I can't imagine this wet blanket would be much help with a child anyway. You'd end up babying him too. And his mum giving you pointers on how to do it.

Fuck that

spinningisthebest · 17/03/2025 10:39

Please don’t do this. A friend of mine did so and the mother tried her best to take over the baby - saying amongst other things that it was fair because friend already had another child that this was a baby for her and her son. It carried on for years undermining her at every turn not just to the son but also out loud to the baby - ‘O dear has mummy not done x or why never mind Nannie understands’ and this was also affecting her other daughter as it was done in front of a 5 year old. Carried on until mum died suddenly for health reasons but then more came out eg she had encouraged her son to make a will that would have given her custody and the house in the event of his death. Just run and do not give up your security for your own and your childrens’sake. The undermining was insidious and relentless. So distressing to watch and so hard to support.

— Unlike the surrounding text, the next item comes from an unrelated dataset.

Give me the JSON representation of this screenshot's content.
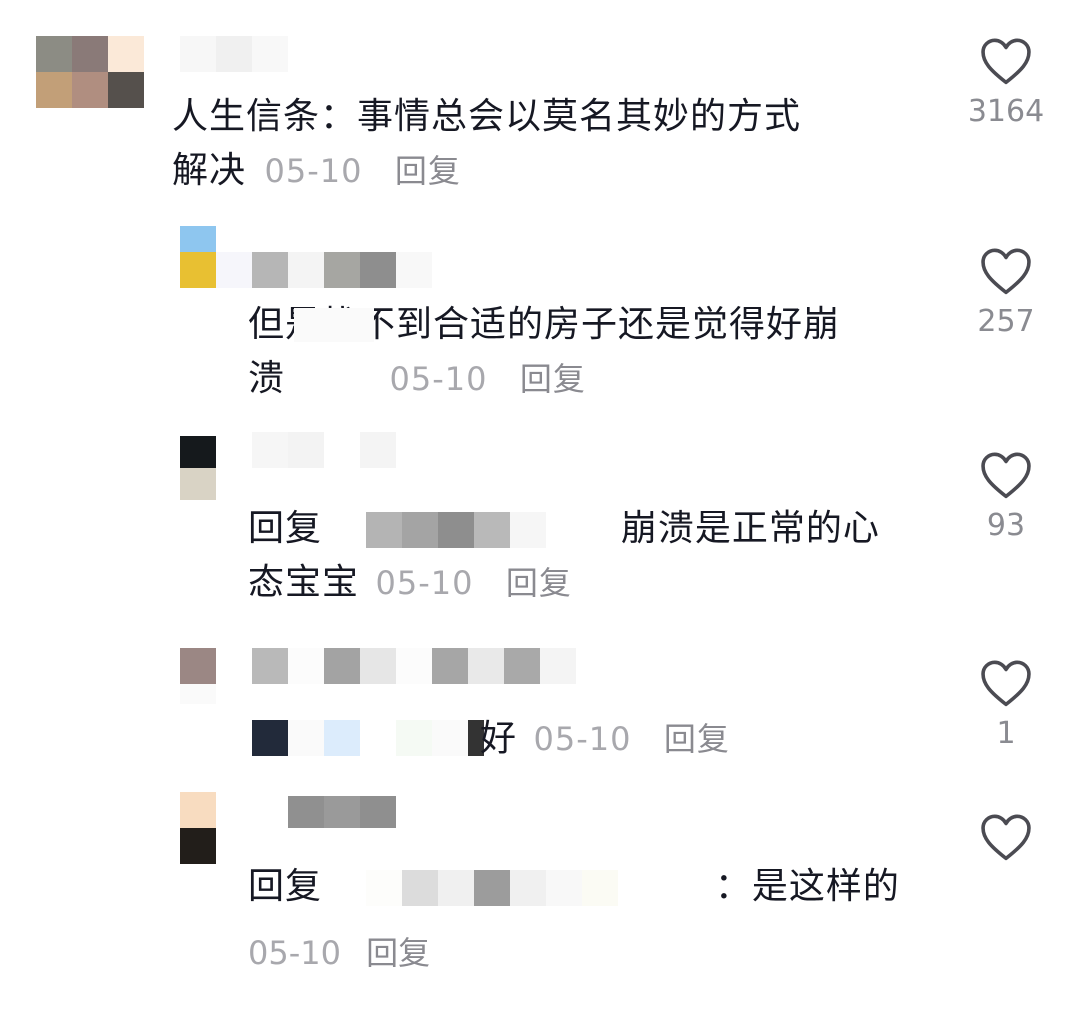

Thepossibility · 17/03/2025 11:37

It would be better to live separately. DO. NOT. MOVE. IN. WITH.THEM!
It will be two against one every day of your life with no escape. I honestly think breaking up would be best but the the very least live separately. You deserve peace and space in your own home. Don't believe any bullshit promises he makes to trap you into the deal. Let him live with his mummy.

goldenretrieverenergy · 17/03/2025 11:42

If course you should live separately.

Sorry to be harsh, but this relationship is doomed.

Don’t move in with this man. Put your children first!